Rabener is especially notorious for his parodic dissertation, Hinkmars von Repkow Noten Ohne Text, which levels a snide charge against the futility and bankruptcy of the practice of footnoting, by consisting entirely of footnotes itself. Rabener cavalierly claimed that since footnotes and endnotes seemed to have become the key to winning lasting authorial fame, he had accordingly composed his dissertation entirely in notes, and left it to others to produce the text he had annotated proleptically.

People like Dr.
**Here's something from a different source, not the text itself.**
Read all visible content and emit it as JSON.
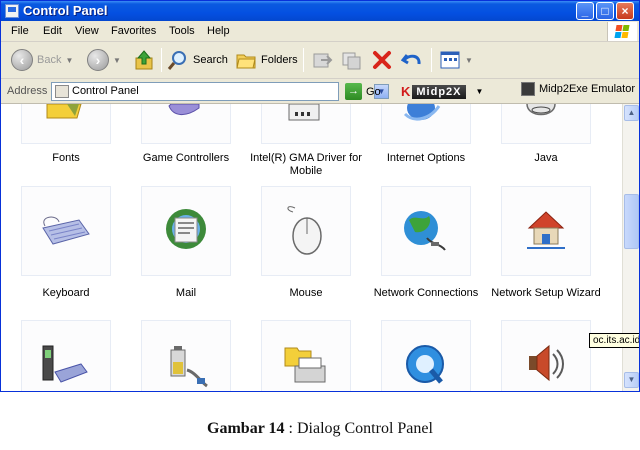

Benjamin Franklin & Thomas Paine were influenced by the Enlightenment, it could be said Rabener and other writers of his time were a driving force behind this movement.

He came to Dresden in 1753, lost most of his manuscripts during the Seven Year War, at the siege of Dresden by the Prussians in July 1760. But his complete works "Briefe" were published in 1772 by Christian Felix Weiße (1726-1804).

By 1763 Rabener was promoted to the tax council in Dresden, he suffers his first stroke in 1767, a painting titled and dated verso,"Steuerralh Gottlieb Wilhelm Rabener," oil on canvas is created after his second stroke in 1769 now currently held in a private collection. Not much is known of his tax collecting for Frederick the Great or the last years before his death, but it seems the strokes could have been a factor.